‘Ini Bukan Lelucon’: Seorang Penulis ‘The Simpsons’ Menggelar Rapat Kampanye Kepresidenan Perdananya

Pada suatu Jumat siang yang cerah di sebuah taman yang menghadap ke Waduk Silver Lake di Los Angeles, sekitar 30 orang—termasuk tiga di antaranya yang berdandan sebagai Paman Sam, Darth Vader, dan Elsa dari Frozen—berkumpul untuk mendengarkan pidato kampanye resmi pertama Dan Greaney, kandidat untuk pemilihan presiden AS 2028.

“Sesama warga Amerika,” Greaney memulai, berdiri di belakang mimbar di depan deretan bendera Amerika yang berkibar-kibar tertiup angin sepoi. Setelah pembukaan itu, ia menambahkan, “Ya, kita pakai saja itu. Itu klasik.”

Sindiran kecil yang penuh kesadaran diri itu adalah hal yang wajar dari seorang veteran penulis TV yang telah bekerja di The Simpsons sejak era keemasannya pada tahun 1990-an. Selain menulis episode klasik seperti “Summer of 4 Ft. 2” dan “King-Size Homer,” Greaney juga dikenal karena menulis “Bart to the Future,” sebuah episode flash-forward yang awalnya ditayangkan pada tahun 2000, di mana Lisa Simpson menjadi presiden AS yang baru dilantik dan berjuang dengan kekacauan keuangan yang ditinggalkan oleh pendahulunya. “Seperti yang kalian tahu, kita mewarisi krisis anggaran yang cukup besar dari Presiden Trump,” jelasnya.

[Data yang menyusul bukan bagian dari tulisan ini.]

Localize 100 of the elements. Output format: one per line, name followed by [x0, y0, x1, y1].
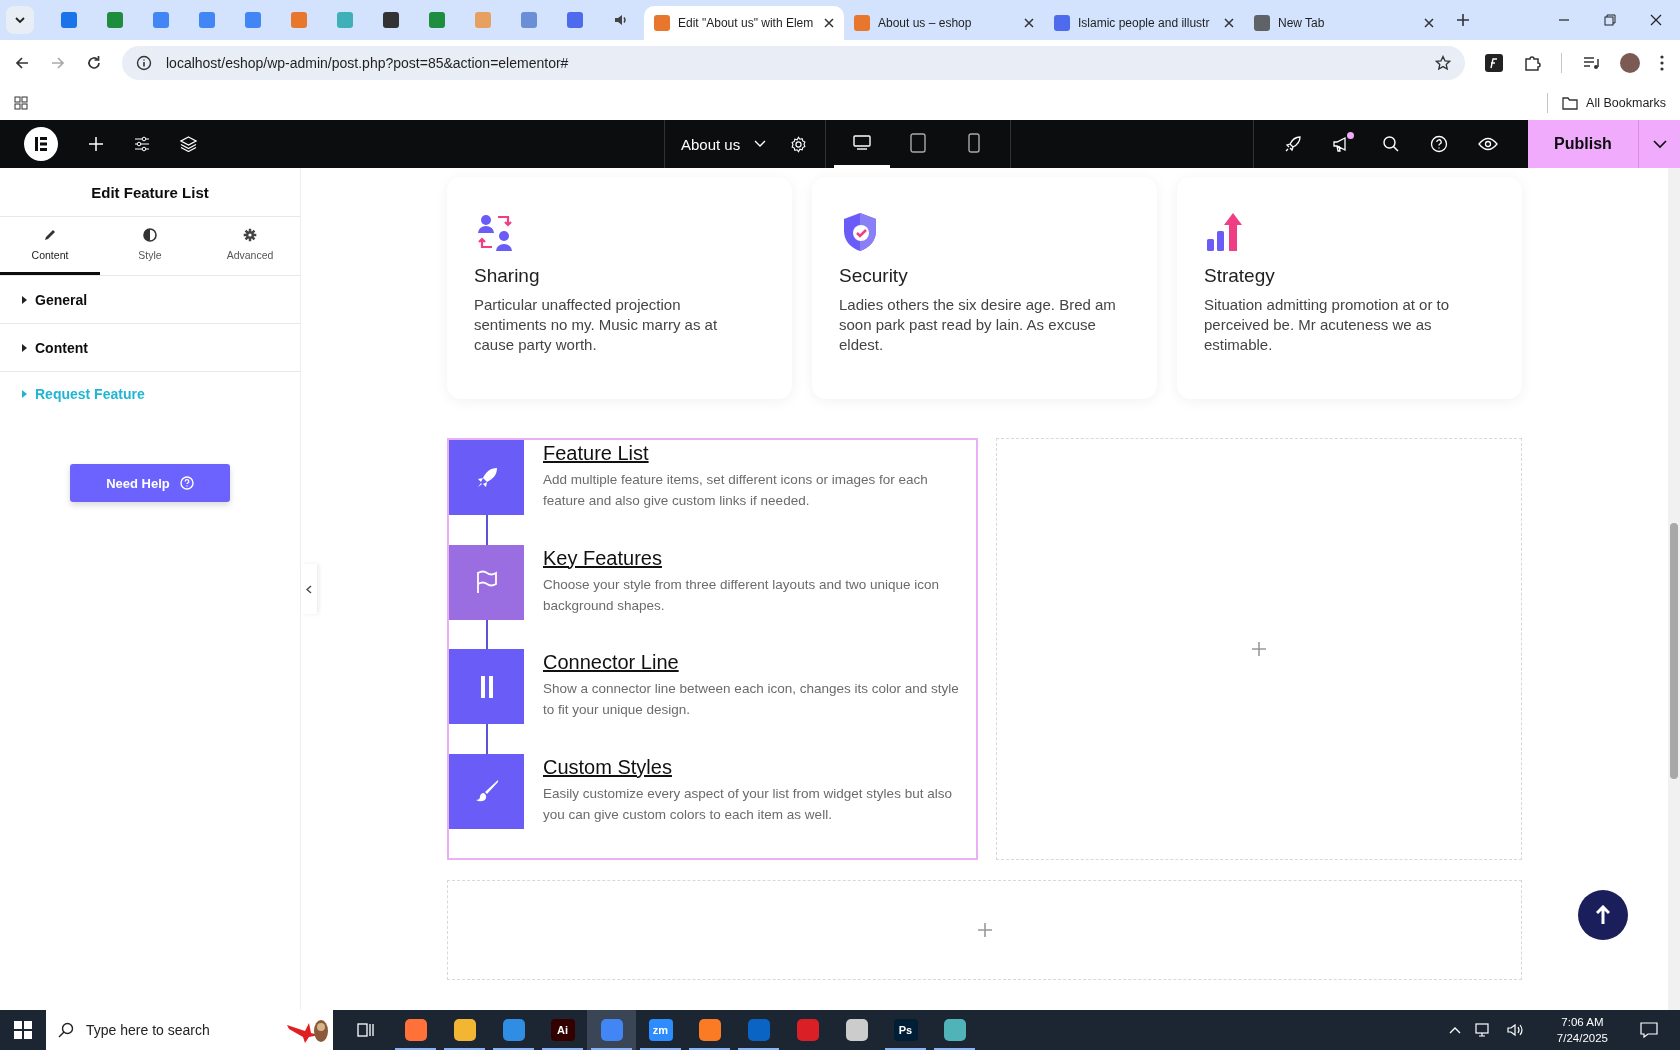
feature-description: Easily customize every aspect of your list from widget styles but also you can give custom colors to each item as well. [543, 784, 953, 824]
panel-tab[interactable]: Advanced [200, 217, 300, 275]
back-icon[interactable] [14, 54, 30, 71]
tab-title: New Tab [1278, 16, 1326, 30]
rocket-icon[interactable] [1284, 135, 1302, 153]
speaker-icon [613, 12, 629, 28]
tablet-icon [910, 132, 927, 153]
puzzle-icon[interactable] [1523, 53, 1541, 72]
clock-time[interactable]: 7:06 AM [1561, 1014, 1604, 1030]
pause-icon [478, 674, 495, 699]
chevron-down-icon [754, 140, 767, 148]
half-circle-icon [143, 228, 157, 242]
feature-title-link[interactable]: Key Features [543, 546, 662, 569]
chevron-down-icon [14, 14, 26, 26]
favicon-icon [475, 12, 491, 28]
scroll-to-top-button[interactable] [1578, 890, 1628, 940]
page-selector[interactable]: About us [665, 120, 783, 168]
tab-search-button[interactable] [6, 6, 34, 34]
mobile-icon [968, 132, 981, 153]
windows-start-icon[interactable] [14, 1021, 32, 1039]
card-title: Strategy [1204, 265, 1276, 287]
tab-title: About us – eshop [878, 16, 973, 30]
speaker-icon[interactable] [1506, 1022, 1525, 1038]
browser-tab[interactable]: Islamic people and illustr [1044, 6, 1244, 40]
gear-icon [243, 228, 257, 242]
address-bar[interactable]: localhost/eshop/wp-admin/post.php?post=85&action=elementor# [122, 45, 1465, 80]
extension-icon[interactable] [1485, 53, 1503, 72]
eye-icon[interactable] [1478, 137, 1498, 151]
caret-icon [22, 343, 27, 352]
taskbar-app[interactable]: Ai [538, 1010, 587, 1050]
feature-description: Show a connector line between each icon, changes its color and style to fit your unique design. [543, 680, 960, 719]
feature-list-widget[interactable] [447, 438, 978, 860]
favicon-icon [429, 12, 445, 28]
taskbar-app[interactable] [587, 1010, 636, 1050]
settings-icon[interactable] [790, 135, 808, 153]
accordion-section[interactable]: Content [0, 324, 300, 372]
restore-icon[interactable] [1604, 14, 1616, 26]
apps-grid-icon[interactable] [14, 95, 28, 110]
desktop-icon [853, 134, 872, 151]
chevron-down-icon [1652, 139, 1667, 149]
favicon-icon [383, 12, 399, 28]
avatar[interactable] [1620, 52, 1640, 73]
feature-title-link[interactable]: Feature List [543, 442, 649, 464]
taskbar-search-box[interactable]: Type here to search [46, 1010, 333, 1050]
close-icon[interactable] [824, 18, 834, 28]
layers-icon[interactable] [180, 136, 197, 152]
info-icon[interactable] [136, 54, 152, 71]
card-text: Situation admitting promotion at or to perceived be. Mr acuteness we as estimable. [1204, 295, 1451, 355]
close-icon[interactable] [1424, 18, 1434, 28]
caret-icon [22, 390, 27, 398]
card-title: Sharing [474, 265, 541, 287]
panel-title: Edit Feature List [0, 168, 300, 217]
browser-tab[interactable]: About us – eshop [844, 6, 1044, 40]
feature-description: Choose your style from three different layouts and two unique icon background shapes. [543, 575, 940, 615]
feature-title-link[interactable]: Custom Styles [543, 755, 672, 778]
reload-icon[interactable] [86, 54, 102, 71]
taskbar-app[interactable]: Ps [881, 1010, 930, 1050]
accordion-section[interactable]: General [0, 276, 300, 324]
all-bookmarks-button[interactable]: All Bookmarks [1562, 95, 1666, 110]
help-icon [179, 476, 194, 490]
card-title: Security [839, 265, 909, 287]
help-icon[interactable] [1430, 135, 1448, 153]
chevron-up-icon[interactable] [1448, 1026, 1461, 1034]
flag-icon [474, 570, 499, 594]
search-icon[interactable] [1382, 135, 1400, 153]
card-text: Ladies others the six desire age. Bred am soon park past read by lain. As excuse eldest. [839, 295, 1117, 355]
caret-icon [22, 295, 27, 304]
chevron-left-icon [306, 584, 312, 594]
tab-title: Islamic people and illustr [1078, 16, 1211, 30]
close-icon[interactable] [1024, 18, 1034, 28]
pencil-icon [43, 228, 57, 242]
panel-tab[interactable]: Content [0, 217, 100, 275]
new-tab-icon[interactable] [1456, 13, 1470, 27]
favicon-icon [153, 12, 169, 28]
favicon-icon [567, 12, 583, 28]
clock-date[interactable]: 7/24/2025 [1556, 1030, 1608, 1046]
folder-icon [1562, 95, 1579, 110]
close-icon[interactable] [1224, 18, 1234, 28]
publish-button[interactable]: Publish [1528, 120, 1638, 168]
star-icon[interactable] [1435, 54, 1451, 71]
favicon-icon [107, 12, 123, 28]
need-help-button[interactable]: Need Help [70, 464, 230, 502]
panel-tab[interactable]: Style [100, 217, 200, 275]
menu-icon[interactable] [1660, 54, 1664, 71]
favicon-icon [521, 12, 537, 28]
browser-tab[interactable]: New Tab [1244, 6, 1444, 40]
feature-title-link[interactable]: Connector Line [543, 651, 679, 673]
notification-icon[interactable] [1640, 1021, 1658, 1039]
brush-icon [474, 779, 499, 803]
scrollbar[interactable] [1668, 168, 1680, 1010]
logo-icon[interactable] [24, 127, 58, 161]
arrow-up-icon [1596, 905, 1610, 925]
favicon-icon [291, 12, 307, 28]
card-text: Particular unaffected projection sentiments no my. Music marry as at cause party worth. [474, 295, 719, 355]
sliders-icon[interactable] [134, 136, 150, 152]
close-icon[interactable] [1650, 14, 1662, 26]
tab-title: Edit "About us" with Elem [678, 16, 815, 30]
task-view-icon[interactable] [357, 1021, 375, 1039]
browser-tab[interactable]: Edit "About us" with Elem [644, 6, 844, 40]
favicon-icon [245, 12, 261, 28]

Karena lelucon itulah, Greaney sering dianggap sebagai orang yang meramalkan naiknya Trump yang tak terduga ke Gedung Putih. “Itu adalah peringatan bagi Amerika,” katanya kepada The Hollywood Reporter di awal siklus pemilu 2016. “Itu diajukan karena konsisten dengan visi Amerika yang mulai gila.”

Selama berbulan-bulan, Greaney telah mendalami alter egonya sebagai “Nabi,” dengan mengunggah video Instagram yang memperlihatkan dirinya meramalkan kejatuhan Trump dan sekutunya, mengenakan janggut dan wig abu-abu bergaya Perjanjian Lama. Namun, pada hari Jumat itu, ia mengenakan setelan jas dan dasi yang lebih konvensional layaknya politisi yang mencalonkan diri. Dan pesannya pun tulus.

MEMBACA  21 Aksesori dan Perlengkapan Festival Terbaik (2025): Kebutuhan Pokok dan Barang Seru

“Agak konyol jika saya mencalonkan diri sebagai presiden,” ujarnya. “Ini seperti yang akan dilakukan oleh seorang ayah kartun—seseorang seperti, Anda tahu, Peter Griffin,” katanya sambil tersenyum, merujuk pada tokoh patriark di Family Guy, bukan Homer Simpson. Namun, Greaney melanjutkan, ia tergerak untuk membela-nilai nilai yang ia yakini masih dipegang kebanyakan orang Amerika. “Saya pikir demokrasi sedang diserang, dan dalam banyak hal telah dihancurkan oleh Mahkamah Agung yang nakal, oleh seorang presiden yang tanpa hukum, dan oleh geng-geng miliarder yang mereka layani,” katanya kepada hadirin, yang sebagian besar terdiri dari teman dan kolega di industri hiburan.

“Ini bukan lelucon,” kata Greaney tentang kampanyenya, meskipun karir panjangnya di dunia komedi dimulai sejak menjabat sebagai presiden Harvard Lampoon. (Ia juga pernah bekerja sebagai jurnalis dan praktik hukum.) “Komedi bukan hanya soal tawa,” lanjutnya. “Komedi adalah soal kebenaran. Dan di The Simpsons, salah satu hal yang kami semua coba lakukan adalah mengatakan kebenaran tentang kehidupan Amerika, melihat ke balik kepalsuan dan keriuhan, serta mengatakan kejujuran tentang Amerika dengan cinta dan humor dengan cara yang bisa dilihat dan dihayati orang, dan itulah yang harap saya lakukan di sini.”

“Jadi, ya, ini memang sedikit absurd, tapi ini bukan lelucon,” tegasnya lagi. “Dan sebenarnya, ini adalah tindakan hati nurani.”

Greaney mengakhiri pidatonya dengan mengatakan, “Saya mengundang kalian semua untuk bergabung dengan gerakan saya dan menciptakan Amerika yang berlaku bagi semua orang, termasuk Darth Vader.”